Tout le monde le regarda, sauf Louis qui rédigeait une facture détaillée. Caroline eut un sourire bienveillant à son adresse.

— C’est miraculeux comme il est beau, ce garçon ! pensa-t-elle.

Et Tranet marmotta :

― Quel petit gommeux !… Louis est absolument fichu s’il ne lève pas le nez.

M. Rampon fronça les sourcils.

— Vous êtes Parisiens ? dit-il, de mauvaise humeur, car ces pantins lui avaient coupé le fil de son discours.

— Un peu moins que provinciaux, beaucoup plus que Parisiens, répliqua ironiquement le gommeux : nous sommes artistes.

— Oh ! oh !

Il se fit un grand silence.

Marie, sur un signe de maman Bartau, apporta la cave aux liqueurs. Un marché pareil ne se conclurait pas sans quelques petits verres de cassis. Et puisqu’ils voulaient racheter de ce vieux cœur dont il était si difficile de se débarrasser…
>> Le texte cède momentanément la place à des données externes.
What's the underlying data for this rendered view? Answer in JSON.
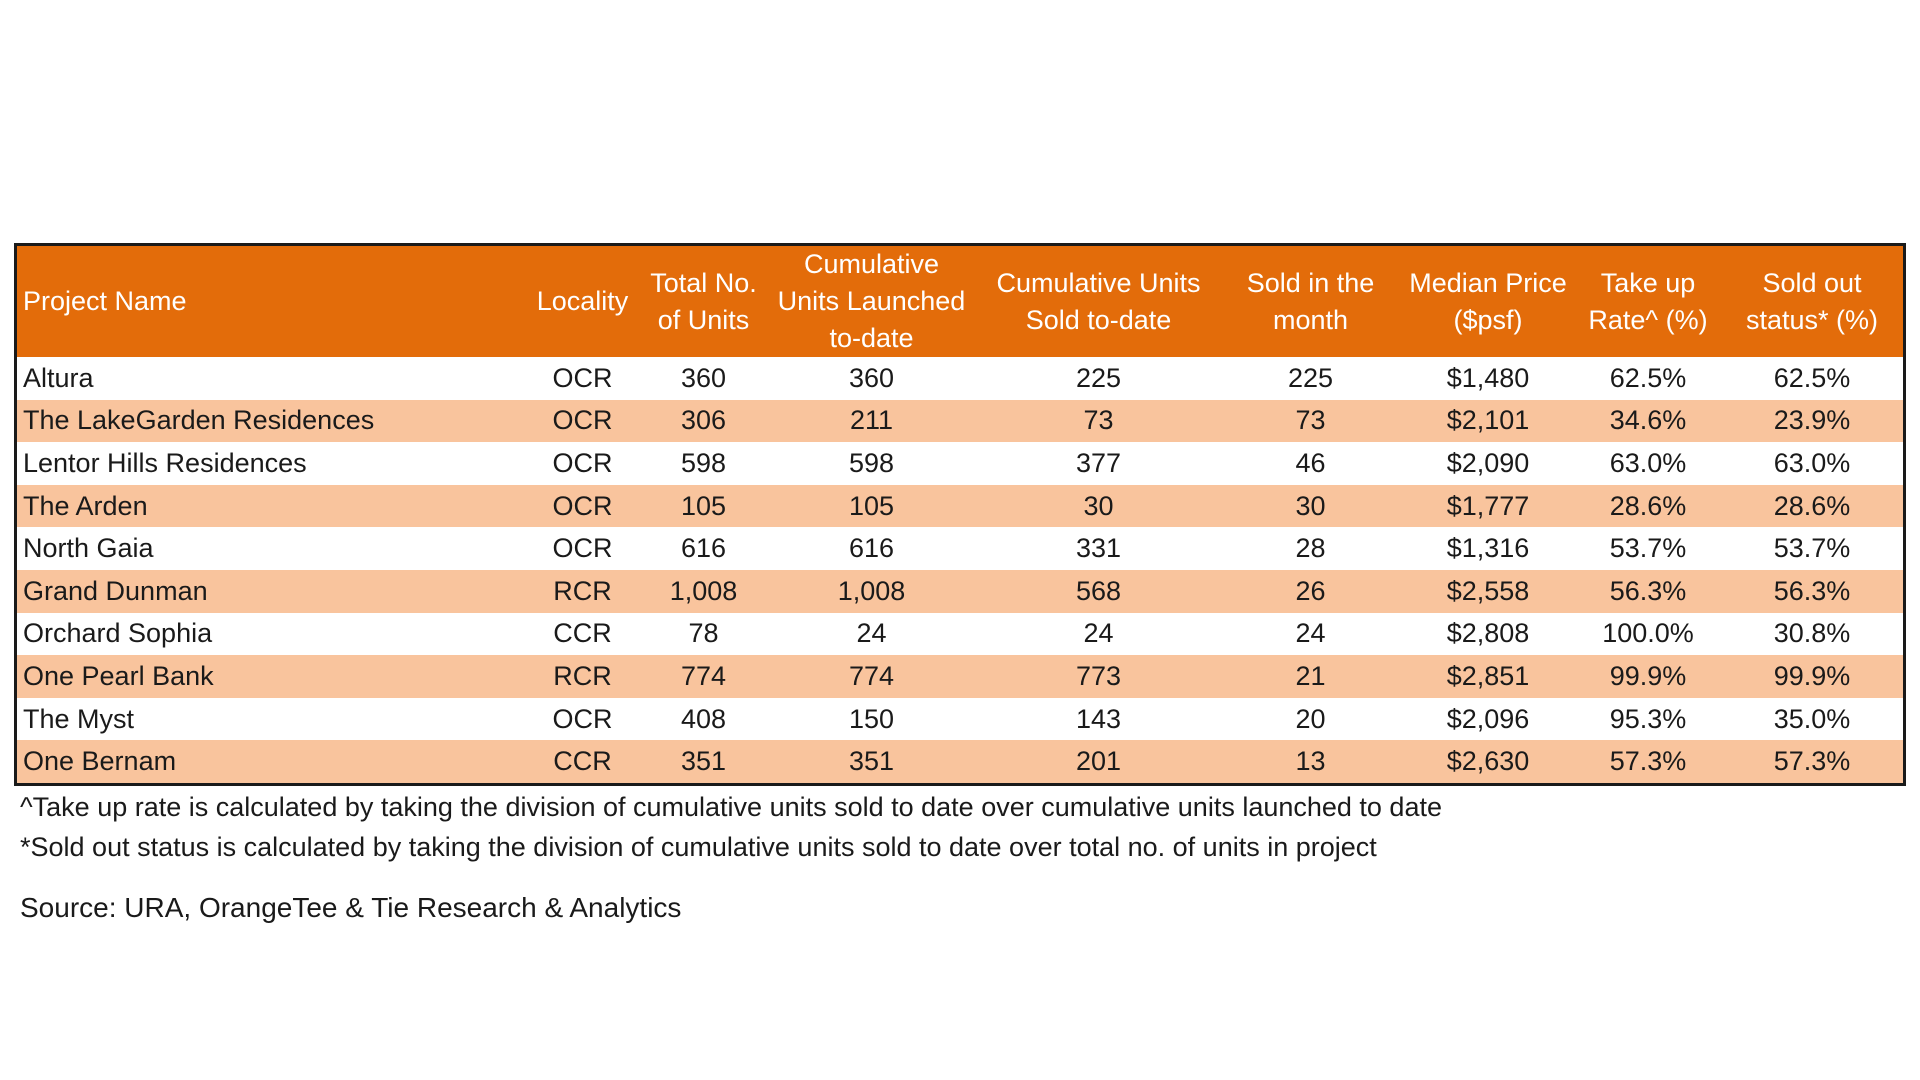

— Messieurs, il ne fait pas chaud, ce soir, vous allez boire une goutte avant de partir.

Hector regarda son cadet. Celui-ci acquiesça d’un geste aimable.

— Nous boirons toutes les gouttes que vous voudrez, répondit-il avec un franc éclat de rire.

Ces jeunes gens n’étaient point mélancoliques et point trop fiers. Ils avalèrent le cassis en faisant des mines émerveillées.